Une autre victime évoque un collègue qui aurait caressé les mains et les cheveux d'une ouvrière, et aurait réagi aux protestations de cette dernière en lui répondant : "Je n'ai pas d'endroit où dormir ce soir je peux venir chez toi ?". Et ce sans susciter la moindre réaction des témoins alentours. Des faits édifiants, pour un système abusif qui ne date pas d'hier. L'an dernier déjà, une enquête s'attardait sur lesdites usines, constatant des conditions de travail insoutenables (des cadences infernales notamment) mais aussi un sexisme tout à fait normalisé.

Violences verbales, mais aussi humiliations régulières "de la part des chef·fe·s de ligne"... les situations étaient tout autant édifiants. Sur 10 ouvrières interrogées par l'enquêtrice, quatre témoignaient alors de situations pouvant être qualifiées de harcèlement sexuel. Des investigations qui bousculent volontiers l'entreprise mondialement connue. Mais sans plus.

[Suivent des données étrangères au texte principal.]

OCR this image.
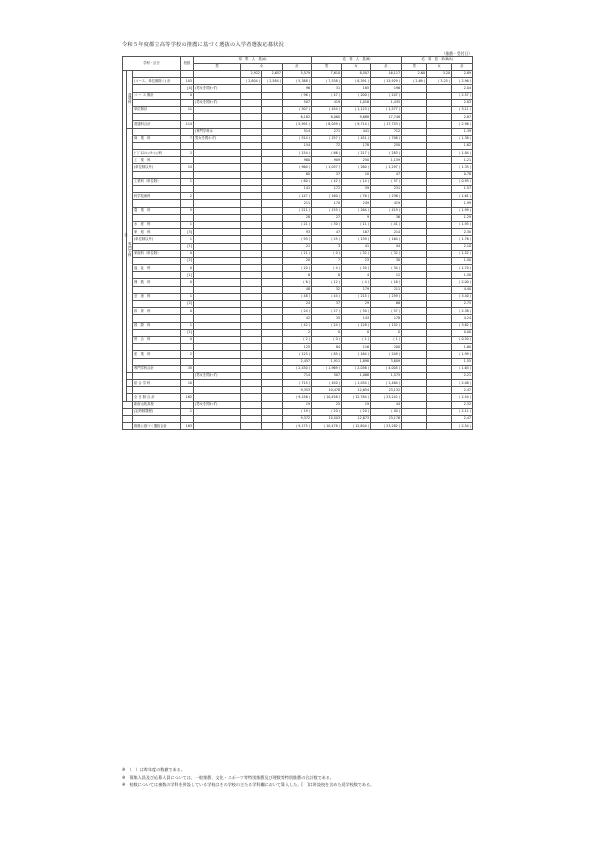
令和５年度都立高等学校の推薦に基づく選抜の入学者選抜応募状況
（推薦・受付日）
学科・区分			校数	募　集　人　員(A)				応　募　人　員(B)			応　募　倍　率(B/A)		
				男	女		計	男	女	計	男	女	計
全	普通科				2,922	2,657	5,579	7,610	8,507	16,117	2.60	3.20	2.89
		(コース、単位制除く) 計	103		( 2,804 )	( 2,584 )	( 5,388 )	( 7,538 )	( 8,391 )	( 15,929 )	( 2.69 )	( 3.25 )	( 2.96 )
			[4]	(男女を問わず)			96	31	165	196			2.04
		コ ー ス 制計	0				( 96 )	( 47 )	( 200 )	( 247 )			( 2.57 )
				(男女を問わず)			507	419	1,016	1,435			2.83
		単位制計	11				( 507 )	( 454 )	( 1,123 )	( 1,577 )			( 3.11 )
							6,182	8,060	9,688	17,748			2.87
		普通科合計	114				( 5,991 )	( 8,039 )	( 9,714 )	( 17,753 )			( 2.96 )
	専門学科			(専門学科は			514	271	441	712			1.39
		商　業　科	7	男女を問わず)			( 514 )	( 257 )	( 451 )	( 708 )			( 1.38 )
							154	72	178	250			1.62
		ﾋﾞｼﾞﾈｽｺﾐｭﾆｹｰｼｮﾝ科	2				( 154 )	( 66 )	( 217 )	( 283 )			( 1.84 )
		工　業　科					980	909	250	1,159			1.21
		(単位制以外)	15				( 960 )	( 1,037 )	( 260 )	( 1,297 )			( 1.35 )
							60	37	10	47			0.78
		工業科（単位制）	1				( 60 )	( 42 )	( 14 )	( 57 )			( 0.95 )
							141	172	59	231			1.57
		科学技術科	2				( 147 )	( 160 )	( 76 )	( 236 )			( 1.61 )
							211	170	249	419			1.99
		農　業　科	5				( 211 )	( 155 )	( 264 )	( 419 )			( 1.99 )
							28	27	9	36			1.29
		水　産　科	1				( 21 )	( 30 )	( 11 )	( 41 )			( 1.95 )
		家　庭　科	[3]				93	47	167	214			2.30
		(単位制以外)	1				( 93 )	( 25 )	( 139 )	( 164 )			( 1.76 )
			[1]				21	3	41	44			2.10
		家庭科（単位制）	0				( 21 )	( 0 )	( 32 )	( 32 )			( 1.52 )
			[2]				20	7	23	30			1.50
		福　祉　科	0				( 20 )	( 4 )	( 30 )	( 34 )			( 1.70 )
			[1]				6	8	4	12			1.50
		理　数　科	0				( 6 )	( 12 )	( 4 )	( 16 )			( 2.00 )
							48	32	179	211			4.40
		芸　術　科	1				( 48 )	( 44 )	( 215 )	( 259 )			( 5.40 )
			[2]				24	37	29	66			2.75
		体　育　科	0				( 24 )	( 27 )	( 30 )	( 57 )			( 2.38 )
							42	35	143	178			4.24
		国　際　科	1				( 42 )	( 24 )	( 128 )	( 152 )			( 3.62 )
			[1]				2	0	0	0			0.00
		併　合　科	0				( 2 )	( 0 )	( 1 )	( 1 )			( 0.50 )
							125	84	116	200			1.60
		産　業　科	2				( 125 )	( 85 )	( 164 )	( 249 )			( 1.99 )
							2,457	1,911	1,898	3,809			1.55
		専門学科合計	35				( 2,450 )	( 1,969 )	( 2,036 )	( 4,005 )			( 1.63 )
				(男女を問わず)			714	507	1,068	1,575			2.21
		総 合 学 科	10				( 715 )	( 450 )	( 1,034 )	( 1,484 )			( 2.08 )
							9,353	10,478	12,654	23,132			2.47
		全 日 制 合 計	162				( 9,156 )	( 10,458 )	( 12,784 )	( 23,242 )			( 2.54 )
		新宿山吹高校		(男女を問わず)			19	25	19	44			2.32
		(定時制課程)	1				( 19 )	( 20 )	( 20 )	( 40 )			( 2.11 )
							9,372	10,503	12,673	23,176			2.47
		推薦に基づく選抜合計	163				( 9,175 )	( 10,478 )	( 12,804 )	( 23,282 )			( 2.54 )
※　（　）は昨年度の数値である。
※　募集人員及び応募人員については、一般推薦、文化・スポーツ等特別推薦及び理数等特別推薦の合計数である。
※　校数については複数の学科を併設している学校はその学校の主たる学科欄において算入した。[　]は併設校を含めた延学校数である。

Dans un communiqué officiel destiné au site économique Capital, Mattel a simplement répondu : "Nous ne tolérons aucune forme de harcèlement et sommes engagés à faire en sorte que chacun de nos collaborateurs, y compris ceux travaillant dans nos usines, soit traité avec équité et respect".

Trop peu pour les ONG. Aujourd'hui, l'organisation ActionAid incite à signer une pétition afin d'interpeller directement le directeur de Mattel France, le PDG de Mattel et la Vice-Présidente en charge de la gouvernance de la chaîne d'approvisionnement. L'idée ? Sensibiliser, inciter aux sanctions et garantir "la protection des victimes" dans les usines appartenant à Mattel. Et la pétition de conclure : "Mattel a les moyens d'intervenir pour faire cesser le climat d'impunité et doit montrer l'exemple. À nous de le lui rappeler !".